Rosnące zubożenie niemieckiej klasy średniej pokazują niekończące się kolejki do banków żywności. U zachodnich sąsiadów funkcjonuje blisko tysiąc takich organizacji, które rocznie oszczędzają około 265 tys. ton żywności. Jak podkreślił dziennik "Die Welt", wiele punktów dystrybucji aktualnie uległo przeciążeniu, przez co zostały wyłączone z użytkowania. Sytuacja jest więc - zdaniem mediów - dramatyczna.
Nie głoduję, ale też nie mam wyboru. Jem to, co spadnie ze stołu bogaczy
- podkreślała w rozmowie z niemieckim dziennikiem Alexandra Zipperer, historyczka sztuki, która dawniej pracowała w kulturze, a dziś jest jedną z klientek organizacji ratującej żywność przed wylądowaniem na śmietniku.
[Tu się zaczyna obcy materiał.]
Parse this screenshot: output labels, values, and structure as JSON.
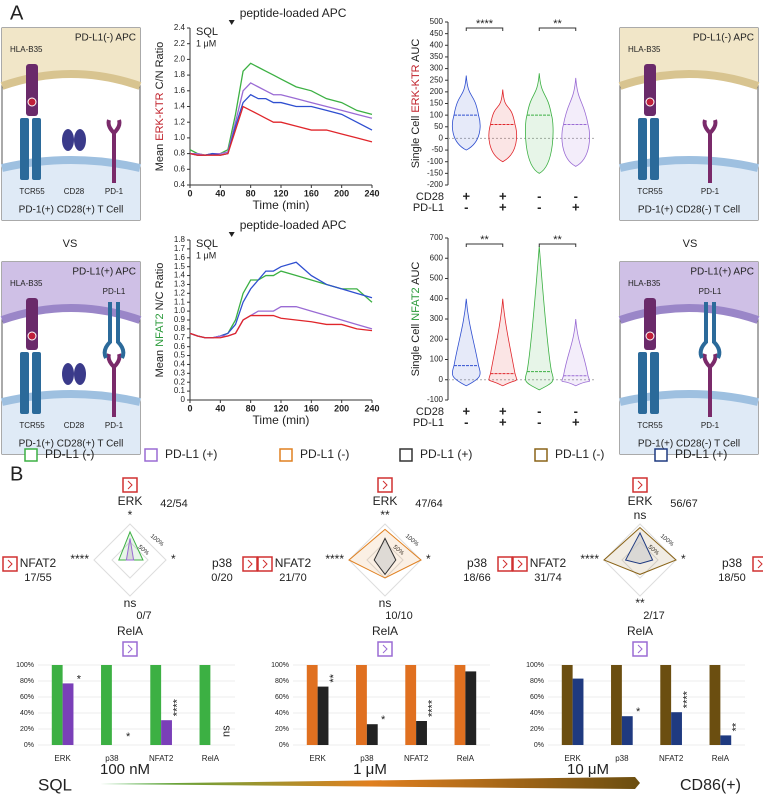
{
  "panel_labels": [
    "A",
    "B"
  ],
  "vs": [
    "VS",
    "VS"
  ],
  "cartoons": [
    {
      "apc": "PD-L1(-) APC",
      "hla": "HLA-B35",
      "tcr": "TCR55",
      "cd28": "CD28",
      "pd1": "PD-1",
      "tcell": "PD-1(+) CD28(+) T Cell"
    },
    {
      "apc": "PD-L1(+) APC",
      "hla": "HLA-B35",
      "pdl1": "PD-L1",
      "tcr": "TCR55",
      "cd28": "CD28",
      "pd1": "PD-1",
      "tcell": "PD-1(+) CD28(+) T Cell"
    },
    {
      "apc": "PD-L1(-) APC",
      "hla": "HLA-B35",
      "tcr": "TCR55",
      "pd1": "PD-1",
      "tcell": "PD-1(+) CD28(-) T Cell"
    },
    {
      "apc": "PD-L1(+) APC",
      "hla": "HLA-B35",
      "pdl1": "PD-L1",
      "tcr": "TCR55",
      "pd1": "PD-1",
      "tcell": "PD-1(+) CD28(-) T Cell"
    }
  ],
  "chart_data": [
    {
      "type": "line",
      "ylabel": [
        "Mean ",
        "ERK-KTR",
        " C/N Ratio"
      ],
      "xlabel": "Time (min)",
      "annotation": "peptide-loaded APC",
      "annotation_x": 55,
      "condition": [
        "SQL",
        "1 μM"
      ],
      "x": [
        0,
        10,
        20,
        30,
        40,
        50,
        60,
        70,
        80,
        90,
        100,
        110,
        120,
        140,
        160,
        180,
        200,
        220,
        240
      ],
      "series": [
        {
          "color": "#3cb043",
          "values": [
            0.85,
            0.8,
            0.78,
            0.8,
            0.8,
            0.85,
            1.3,
            1.85,
            1.95,
            1.9,
            1.85,
            1.8,
            1.75,
            1.65,
            1.6,
            1.5,
            1.45,
            1.35,
            1.3
          ]
        },
        {
          "color": "#9a6bd4",
          "values": [
            0.8,
            0.8,
            0.78,
            0.8,
            0.8,
            0.82,
            1.2,
            1.6,
            1.7,
            1.65,
            1.6,
            1.55,
            1.55,
            1.5,
            1.45,
            1.4,
            1.35,
            1.3,
            1.25
          ]
        },
        {
          "color": "#2f4fd0",
          "values": [
            0.8,
            0.78,
            0.78,
            0.8,
            0.78,
            0.8,
            1.15,
            1.45,
            1.55,
            1.5,
            1.5,
            1.45,
            1.45,
            1.4,
            1.4,
            1.35,
            1.3,
            1.2,
            1.1
          ]
        },
        {
          "color": "#e0262b",
          "values": [
            0.8,
            0.78,
            0.78,
            0.78,
            0.78,
            0.8,
            1.1,
            1.4,
            1.35,
            1.3,
            1.25,
            1.2,
            1.2,
            1.15,
            1.1,
            1.1,
            1.05,
            1.0,
            0.95
          ]
        }
      ],
      "xlim": [
        0,
        240
      ],
      "xticks": [
        0,
        40,
        80,
        120,
        160,
        200,
        240
      ],
      "ylim": [
        0.4,
        2.4
      ],
      "yticks": [
        0.4,
        0.6,
        0.8,
        {
          "value": 1,
          "label": "1.0"
        },
        1.2,
        1.4,
        1.6,
        1.8,
        {
          "value": 2,
          "label": "2.0"
        },
        2.2,
        2.4
      ]
    },
    {
      "type": "line",
      "ylabel": [
        "Mean ",
        "NFAT2",
        " N/C Ratio"
      ],
      "xlabel": "Time (min)",
      "annotation": "peptide-loaded APC",
      "annotation_x": 55,
      "condition": [
        "SQL",
        "1 μM"
      ],
      "x": [
        0,
        10,
        20,
        30,
        40,
        50,
        60,
        70,
        80,
        90,
        100,
        110,
        120,
        140,
        160,
        180,
        200,
        220,
        240
      ],
      "series": [
        {
          "color": "#3cb043",
          "values": [
            0.75,
            0.72,
            0.7,
            0.7,
            0.72,
            0.75,
            0.9,
            1.2,
            1.35,
            1.35,
            1.4,
            1.4,
            1.45,
            1.4,
            1.35,
            1.3,
            1.25,
            1.25,
            1.1
          ]
        },
        {
          "color": "#2f4fd0",
          "values": [
            0.75,
            0.72,
            0.7,
            0.7,
            0.72,
            0.75,
            0.85,
            1.1,
            1.25,
            1.35,
            1.45,
            1.45,
            1.5,
            1.55,
            1.4,
            1.3,
            1.25,
            1.2,
            1.15
          ]
        },
        {
          "color": "#9a6bd4",
          "values": [
            0.75,
            0.72,
            0.7,
            0.7,
            0.72,
            0.72,
            0.75,
            0.9,
            0.95,
            1.0,
            1.0,
            1.0,
            1.05,
            1.05,
            1.0,
            0.95,
            0.9,
            0.85,
            0.8
          ]
        },
        {
          "color": "#e0262b",
          "values": [
            0.75,
            0.72,
            0.7,
            0.7,
            0.7,
            0.72,
            0.75,
            0.9,
            0.95,
            0.95,
            0.95,
            0.95,
            0.92,
            0.9,
            0.88,
            0.85,
            0.85,
            0.8,
            0.78
          ]
        }
      ],
      "xlim": [
        0,
        240
      ],
      "xticks": [
        0,
        40,
        80,
        120,
        160,
        200,
        240
      ],
      "ylim": [
        0,
        1.8
      ],
      "yticks": [
        0,
        0.1,
        0.2,
        0.3,
        0.4,
        0.5,
        0.6,
        0.7,
        0.8,
        0.9,
        {
          "value": 1,
          "label": "1.0"
        },
        1.1,
        1.2,
        1.3,
        1.4,
        1.5,
        1.6,
        1.7,
        1.8
      ]
    },
    {
      "type": "violin",
      "ylabel": [
        "Single Cell ",
        "ERK-KTR",
        " AUC"
      ],
      "series": [
        {
          "color": "#2f4fd0",
          "min": -50,
          "median": 100,
          "max": 270
        },
        {
          "color": "#e0262b",
          "min": -100,
          "median": 60,
          "max": 210
        },
        {
          "color": "#3cb043",
          "min": -150,
          "median": 100,
          "max": 280
        },
        {
          "color": "#9a6bd4",
          "min": -120,
          "median": 60,
          "max": 260
        }
      ],
      "conditions": {
        "rows": [
          "CD28",
          "PD-L1"
        ],
        "signs": [
          [
            "+",
            "+",
            "-",
            "-"
          ],
          [
            "-",
            "+",
            "-",
            "+"
          ]
        ]
      },
      "significance": [
        "****",
        "**"
      ],
      "ylim": [
        -200,
        500
      ],
      "yticks": [
        -200,
        -150,
        -100,
        -50,
        0,
        50,
        100,
        150,
        200,
        250,
        300,
        350,
        400,
        450,
        500
      ]
    },
    {
      "type": "violin",
      "ylabel": [
        "Single Cell ",
        "NFAT2",
        " AUC"
      ],
      "series": [
        {
          "color": "#2f4fd0",
          "min": -30,
          "median": 70,
          "max": 400
        },
        {
          "color": "#e0262b",
          "min": -30,
          "median": 30,
          "max": 400
        },
        {
          "color": "#3cb043",
          "min": -50,
          "median": 40,
          "max": 660
        },
        {
          "color": "#9a6bd4",
          "min": -30,
          "median": 20,
          "max": 300
        }
      ],
      "conditions": {
        "rows": [
          "CD28",
          "PD-L1"
        ],
        "signs": [
          [
            "+",
            "+",
            "-",
            "-"
          ],
          [
            "-",
            "+",
            "-",
            "+"
          ]
        ]
      },
      "significance": [
        "**",
        "**"
      ],
      "ylim": [
        -100,
        700
      ],
      "yticks": [
        -100,
        0,
        100,
        200,
        300,
        400,
        500,
        600,
        700
      ]
    },
    {
      "type": "radar",
      "axes": [
        "ERK",
        "p38",
        "RelA",
        "NFAT2"
      ],
      "counts": [
        "42/54",
        "0/20",
        "0/7",
        "17/55"
      ],
      "significance": [
        "*",
        "*",
        "ns",
        "****"
      ],
      "rlim": [
        0,
        100
      ],
      "rticks": [
        {
          "value": 50,
          "label": "50%"
        },
        {
          "value": 100,
          "label": "100%"
        }
      ],
      "series": [
        {
          "name": "PD-L1 (-)",
          "color": "#3cb043",
          "values": [
            78,
            36,
            0,
            31
          ]
        },
        {
          "name": "PD-L1 (+)",
          "color": "#9a6bd4",
          "values": [
            60,
            10,
            0,
            10
          ]
        }
      ]
    },
    {
      "type": "radar",
      "axes": [
        "ERK",
        "p38",
        "RelA",
        "NFAT2"
      ],
      "counts": [
        "47/64",
        "18/66",
        "10/10",
        "21/70"
      ],
      "significance": [
        "**",
        "*",
        "ns",
        "****"
      ],
      "rlim": [
        0,
        100
      ],
      "rticks": [
        {
          "value": 50,
          "label": "50%"
        },
        {
          "value": 100,
          "label": "100%"
        }
      ],
      "series": [
        {
          "name": "PD-L1 (-)",
          "color": "#e08020",
          "values": [
            85,
            100,
            50,
            100
          ]
        },
        {
          "name": "PD-L1 (+)",
          "color": "#333333",
          "values": [
            60,
            30,
            40,
            30
          ]
        }
      ]
    },
    {
      "type": "radar",
      "axes": [
        "ERK",
        "p38",
        "RelA",
        "NFAT2"
      ],
      "counts": [
        "56/67",
        "18/50",
        "2/17",
        "31/74"
      ],
      "significance": [
        "ns",
        "*",
        "**",
        "****"
      ],
      "rlim": [
        0,
        100
      ],
      "rticks": [
        {
          "value": 50,
          "label": "50%"
        },
        {
          "value": 100,
          "label": "100%"
        }
      ],
      "series": [
        {
          "name": "PD-L1 (-)",
          "color": "#8a6418",
          "values": [
            90,
            100,
            40,
            100
          ]
        },
        {
          "name": "PD-L1 (+)",
          "color": "#1f3a80",
          "values": [
            75,
            35,
            10,
            40
          ]
        }
      ]
    },
    {
      "type": "bar",
      "categories": [
        "ERK",
        "p38",
        "NFAT2",
        "RelA"
      ],
      "significance": [
        "*",
        "*",
        "****",
        "ns"
      ],
      "series": [
        {
          "color": "#3cb043",
          "values": [
            100,
            100,
            100,
            100
          ]
        },
        {
          "color": "#7a3fb8",
          "values": [
            77,
            0,
            31,
            0
          ]
        }
      ],
      "ylim": [
        0,
        100
      ],
      "yticks": [
        {
          "value": 0,
          "label": "0%"
        },
        {
          "value": 20,
          "label": "20%"
        },
        {
          "value": 40,
          "label": "40%"
        },
        {
          "value": 60,
          "label": "60%"
        },
        {
          "value": 80,
          "label": "80%"
        },
        {
          "value": 100,
          "label": "100%"
        }
      ]
    },
    {
      "type": "bar",
      "categories": [
        "ERK",
        "p38",
        "NFAT2",
        "RelA"
      ],
      "significance": [
        "**",
        "*",
        "****",
        null
      ],
      "series": [
        {
          "color": "#e07020",
          "values": [
            100,
            100,
            100,
            100
          ]
        },
        {
          "color": "#222222",
          "values": [
            73,
            26,
            30,
            92
          ]
        }
      ],
      "ylim": [
        0,
        100
      ],
      "yticks": [
        {
          "value": 0,
          "label": "0%"
        },
        {
          "value": 20,
          "label": "20%"
        },
        {
          "value": 40,
          "label": "40%"
        },
        {
          "value": 60,
          "label": "60%"
        },
        {
          "value": 80,
          "label": "80%"
        },
        {
          "value": 100,
          "label": "100%"
        }
      ]
    },
    {
      "type": "bar",
      "categories": [
        "ERK",
        "p38",
        "NFAT2",
        "RelA"
      ],
      "significance": [
        null,
        "*",
        "****",
        "**"
      ],
      "series": [
        {
          "color": "#6b4e10",
          "values": [
            100,
            100,
            100,
            100
          ]
        },
        {
          "color": "#1f3a80",
          "values": [
            83,
            36,
            41,
            12
          ]
        }
      ],
      "ylim": [
        0,
        100
      ],
      "yticks": [
        {
          "value": 0,
          "label": "0%"
        },
        {
          "value": 20,
          "label": "20%"
        },
        {
          "value": 40,
          "label": "40%"
        },
        {
          "value": 60,
          "label": "60%"
        },
        {
          "value": 80,
          "label": "80%"
        },
        {
          "value": 100,
          "label": "100%"
        }
      ]
    }
  ],
  "gradient": {
    "label": "SQL",
    "stops": [
      "100 nM",
      "1 μM",
      "10 μM"
    ],
    "colors": [
      "#3cb043",
      "#e08020",
      "#6b4e10"
    ],
    "end": "CD86(+)"
  }
}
W Niemczech za osoby "względnie ubogie" uznaje się te, które otrzymują dochody mniejsze niż 60 proc. mediany zarobków całej populacji. W 2022 roku było to 1251 euro miesięcznie, czyli około 5500 złotych. Osoby, których nie stać na podstawowe produkty zmuszone są do skorzystania z pomocy. Darczyńcami są zazwyczaj supermarkety, które niesprzedane produkty kierują do banków żywności. Nie robią tego jednak z altruistycznych pobudek. Koszty samodzielnej utylizacji odpadów są znacznie wyższe, dlatego dużym firmom opłaca się przekazywać darowizny, które jednocześnie pozwalają zaoszczędzić na podatkach. Dodatkowo przedsiębiorca poprawia swój wizerunek. Zdaniem Alexandry Zipper, która od lat żyje w biedzie, banki żywności nie są dobrym rozwiązaniem. Według kobiety takie instytucje jedynie podtrzymują problem ubóstwa i aby realnie pomóc, państwo powinno zagwarantować społeczeństwu podstawowe świadczenia.